Dès le surlendemain du cyclone, au gré d’un renfort, j’ai mandaté une sous-préfète à une mission d’investigation afin d’appréhender le nombre de victimes potentielles et de disparus. Elle aura la tâche d’investir tous les canaux possibles pour établir un chiffrage précis. Dont le système religieux. Nous avons reçu les témoignages de l’existence de tombes relativement fraîches, dont on peut penser qu’elles ont été creusées à la suite du cyclone - dans la tradition musulmane, pratiquée par 95 % des Mahorais, il est courant d'inhumer au plus vite les personnes décédées. On essaye également de savoir s’il y a eu beaucoup de prières mortuaires. Mais pénétrer ce milieu demeure très complexe. A la suite du cyclone, j’ai évoqué la possibilité de plusieurs centaines de morts, voire quelques milliers. C’était une possibilité, pas une probabilité. Mais je ne veux pas nourrir un quelconque fantasme : nous n’avons découvert aucun charnier.
La continuité de l’Etat a-t-elle été altérée par le remaniement ministériel ?
La phase transitoire n’a rien changé à la continuité de l’Etat. Les ministres de l’Intérieur et des Outre-mers sont restés en poste, ont géré les affaires courantes et sont demeurés, jusqu’au remaniement, mes interlocuteurs. Bruno Retailleau et François-Noël Buffet ont été immédiatement au chevet de Mayotte, et sont d’ailleurs venus très vite. J’ai deux ministres qui m’ont permis de décider, qui ont fait le nécessaire pour animer la cellule interministérielle de crise. Donc je ne me suis pas posé la question.
Les Outre-mers disposent désormais d’un ministre d’Etat en la personne de Manuel Valls - ancien Premier ministre de surcroît. Quel est le signal renvoyé à Mayotte ?

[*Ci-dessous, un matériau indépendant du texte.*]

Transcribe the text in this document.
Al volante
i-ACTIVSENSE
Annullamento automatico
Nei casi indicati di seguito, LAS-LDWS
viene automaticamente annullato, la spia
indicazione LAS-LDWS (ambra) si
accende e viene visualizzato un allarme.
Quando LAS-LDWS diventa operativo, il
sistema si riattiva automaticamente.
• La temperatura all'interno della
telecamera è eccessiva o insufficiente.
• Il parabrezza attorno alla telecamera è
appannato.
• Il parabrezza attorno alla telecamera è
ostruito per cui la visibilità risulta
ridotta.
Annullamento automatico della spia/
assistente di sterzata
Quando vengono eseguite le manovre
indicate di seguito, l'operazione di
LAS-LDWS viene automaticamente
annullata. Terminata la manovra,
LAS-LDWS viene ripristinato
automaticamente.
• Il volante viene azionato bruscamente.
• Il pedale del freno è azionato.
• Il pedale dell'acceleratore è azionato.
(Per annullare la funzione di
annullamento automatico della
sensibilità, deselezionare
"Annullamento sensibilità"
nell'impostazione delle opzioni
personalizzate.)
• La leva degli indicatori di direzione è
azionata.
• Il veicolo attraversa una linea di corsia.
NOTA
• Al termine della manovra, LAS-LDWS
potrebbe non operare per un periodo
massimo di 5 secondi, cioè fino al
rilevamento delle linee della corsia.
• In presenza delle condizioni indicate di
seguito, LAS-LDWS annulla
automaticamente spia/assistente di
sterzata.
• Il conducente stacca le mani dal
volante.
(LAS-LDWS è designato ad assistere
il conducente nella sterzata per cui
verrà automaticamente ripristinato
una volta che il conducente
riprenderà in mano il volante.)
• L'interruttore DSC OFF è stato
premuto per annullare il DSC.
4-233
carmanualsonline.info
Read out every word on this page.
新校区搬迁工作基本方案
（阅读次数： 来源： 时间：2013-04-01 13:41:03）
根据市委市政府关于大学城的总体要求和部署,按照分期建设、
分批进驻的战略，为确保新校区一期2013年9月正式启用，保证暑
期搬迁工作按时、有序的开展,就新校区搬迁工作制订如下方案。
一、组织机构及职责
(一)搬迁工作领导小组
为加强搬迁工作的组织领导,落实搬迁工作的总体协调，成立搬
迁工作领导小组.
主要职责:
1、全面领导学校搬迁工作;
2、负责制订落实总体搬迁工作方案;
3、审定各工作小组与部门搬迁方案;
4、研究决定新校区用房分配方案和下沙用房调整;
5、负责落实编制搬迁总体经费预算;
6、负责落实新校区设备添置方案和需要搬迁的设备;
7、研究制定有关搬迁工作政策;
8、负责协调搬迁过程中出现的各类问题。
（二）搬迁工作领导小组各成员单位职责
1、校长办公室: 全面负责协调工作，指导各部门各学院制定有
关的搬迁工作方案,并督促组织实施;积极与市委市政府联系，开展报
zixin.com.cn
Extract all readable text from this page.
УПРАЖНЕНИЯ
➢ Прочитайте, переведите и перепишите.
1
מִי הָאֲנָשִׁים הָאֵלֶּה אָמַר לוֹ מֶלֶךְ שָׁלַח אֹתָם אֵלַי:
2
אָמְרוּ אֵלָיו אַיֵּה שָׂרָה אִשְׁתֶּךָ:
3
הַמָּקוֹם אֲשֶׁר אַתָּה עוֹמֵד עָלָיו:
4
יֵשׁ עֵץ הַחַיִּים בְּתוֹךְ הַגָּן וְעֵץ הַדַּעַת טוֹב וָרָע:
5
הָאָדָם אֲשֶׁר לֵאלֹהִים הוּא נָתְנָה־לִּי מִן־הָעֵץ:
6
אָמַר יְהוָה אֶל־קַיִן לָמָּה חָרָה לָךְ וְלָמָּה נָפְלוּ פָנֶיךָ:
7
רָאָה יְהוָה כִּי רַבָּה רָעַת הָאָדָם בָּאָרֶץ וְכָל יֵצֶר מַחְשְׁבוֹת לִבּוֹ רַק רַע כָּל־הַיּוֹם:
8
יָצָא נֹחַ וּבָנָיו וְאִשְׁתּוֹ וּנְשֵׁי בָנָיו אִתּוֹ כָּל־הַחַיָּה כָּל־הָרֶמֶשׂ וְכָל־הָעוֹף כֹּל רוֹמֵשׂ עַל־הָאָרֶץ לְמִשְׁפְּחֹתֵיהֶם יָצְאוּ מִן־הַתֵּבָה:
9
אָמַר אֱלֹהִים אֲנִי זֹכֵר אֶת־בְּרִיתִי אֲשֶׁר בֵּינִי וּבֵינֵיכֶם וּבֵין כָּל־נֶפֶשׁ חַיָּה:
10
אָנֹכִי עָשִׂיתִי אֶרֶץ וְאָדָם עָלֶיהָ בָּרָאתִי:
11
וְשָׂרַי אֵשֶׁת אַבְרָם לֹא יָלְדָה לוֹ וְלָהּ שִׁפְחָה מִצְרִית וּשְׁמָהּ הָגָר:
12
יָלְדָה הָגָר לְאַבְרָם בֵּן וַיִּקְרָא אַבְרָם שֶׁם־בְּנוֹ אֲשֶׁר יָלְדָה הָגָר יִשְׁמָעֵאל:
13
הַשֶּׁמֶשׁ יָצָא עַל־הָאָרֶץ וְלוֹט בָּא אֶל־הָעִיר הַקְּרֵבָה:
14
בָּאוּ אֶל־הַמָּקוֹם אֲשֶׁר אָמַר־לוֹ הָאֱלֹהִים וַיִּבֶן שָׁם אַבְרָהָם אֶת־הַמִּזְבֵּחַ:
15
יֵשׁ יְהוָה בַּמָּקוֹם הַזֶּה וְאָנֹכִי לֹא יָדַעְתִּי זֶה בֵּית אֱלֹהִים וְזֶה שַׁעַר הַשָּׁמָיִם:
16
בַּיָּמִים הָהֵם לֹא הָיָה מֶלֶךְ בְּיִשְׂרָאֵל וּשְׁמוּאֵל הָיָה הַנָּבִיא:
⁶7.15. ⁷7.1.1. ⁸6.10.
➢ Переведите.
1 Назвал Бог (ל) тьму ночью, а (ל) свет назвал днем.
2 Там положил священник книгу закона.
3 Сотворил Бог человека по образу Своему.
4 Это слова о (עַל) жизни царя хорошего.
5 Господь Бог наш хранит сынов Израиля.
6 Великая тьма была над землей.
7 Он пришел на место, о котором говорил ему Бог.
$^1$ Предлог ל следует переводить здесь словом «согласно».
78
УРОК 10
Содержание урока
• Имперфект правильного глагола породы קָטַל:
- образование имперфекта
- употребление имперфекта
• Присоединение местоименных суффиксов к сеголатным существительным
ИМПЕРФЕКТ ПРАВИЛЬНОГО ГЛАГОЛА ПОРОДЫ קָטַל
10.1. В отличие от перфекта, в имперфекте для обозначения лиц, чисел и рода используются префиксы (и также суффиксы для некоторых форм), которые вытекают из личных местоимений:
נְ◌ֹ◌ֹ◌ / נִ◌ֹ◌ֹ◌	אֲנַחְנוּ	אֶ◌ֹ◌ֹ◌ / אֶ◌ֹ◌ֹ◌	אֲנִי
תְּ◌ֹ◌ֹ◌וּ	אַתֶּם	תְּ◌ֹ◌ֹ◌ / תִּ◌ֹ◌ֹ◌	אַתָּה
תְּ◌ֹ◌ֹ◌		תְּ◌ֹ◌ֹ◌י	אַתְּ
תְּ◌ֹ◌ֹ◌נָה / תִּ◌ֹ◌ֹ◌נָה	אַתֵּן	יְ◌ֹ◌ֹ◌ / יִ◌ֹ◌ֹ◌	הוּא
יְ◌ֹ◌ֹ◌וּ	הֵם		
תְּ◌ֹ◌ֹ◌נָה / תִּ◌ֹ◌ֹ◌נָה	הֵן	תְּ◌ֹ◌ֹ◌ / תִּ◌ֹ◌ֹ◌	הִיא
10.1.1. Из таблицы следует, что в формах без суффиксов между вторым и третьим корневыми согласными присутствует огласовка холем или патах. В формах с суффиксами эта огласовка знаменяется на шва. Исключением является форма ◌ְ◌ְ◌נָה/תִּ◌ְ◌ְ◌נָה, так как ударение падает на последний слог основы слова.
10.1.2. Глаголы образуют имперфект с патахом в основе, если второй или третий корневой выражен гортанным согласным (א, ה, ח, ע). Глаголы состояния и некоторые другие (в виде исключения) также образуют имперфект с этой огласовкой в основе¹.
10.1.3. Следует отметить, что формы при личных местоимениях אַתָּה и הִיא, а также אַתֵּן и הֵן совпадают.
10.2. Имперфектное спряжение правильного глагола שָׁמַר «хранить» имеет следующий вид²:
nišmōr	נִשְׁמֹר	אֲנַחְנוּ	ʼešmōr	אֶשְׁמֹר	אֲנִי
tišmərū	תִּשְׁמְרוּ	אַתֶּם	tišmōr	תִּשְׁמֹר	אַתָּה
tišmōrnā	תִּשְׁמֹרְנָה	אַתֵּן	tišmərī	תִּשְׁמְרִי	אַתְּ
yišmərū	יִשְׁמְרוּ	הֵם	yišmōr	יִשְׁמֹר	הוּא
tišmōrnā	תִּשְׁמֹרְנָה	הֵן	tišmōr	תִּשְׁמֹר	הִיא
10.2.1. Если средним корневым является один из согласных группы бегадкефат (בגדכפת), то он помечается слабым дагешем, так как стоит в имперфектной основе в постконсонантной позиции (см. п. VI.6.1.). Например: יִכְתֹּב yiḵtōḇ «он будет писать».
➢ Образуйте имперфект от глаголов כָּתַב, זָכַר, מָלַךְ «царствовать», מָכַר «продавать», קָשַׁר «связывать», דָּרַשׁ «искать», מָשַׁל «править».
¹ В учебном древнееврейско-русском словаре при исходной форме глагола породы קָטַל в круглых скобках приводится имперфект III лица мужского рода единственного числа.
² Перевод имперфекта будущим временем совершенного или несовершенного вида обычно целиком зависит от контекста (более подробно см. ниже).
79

C’est une donnée symbolique et importante, qui réhausse la place des Outre-mers dans la perception politique actuelle. La Nouvelle-Calédonie bien sûr, la Martinique et puis Mayotte désormais sortent de crises certes différentes, mais symptomatiques de l’importance de ces défis. Avoir un ministre d’Etat en position forte prouve que l’un des grands enjeux du gouvernement sera de redéployer ces territoires dans la République.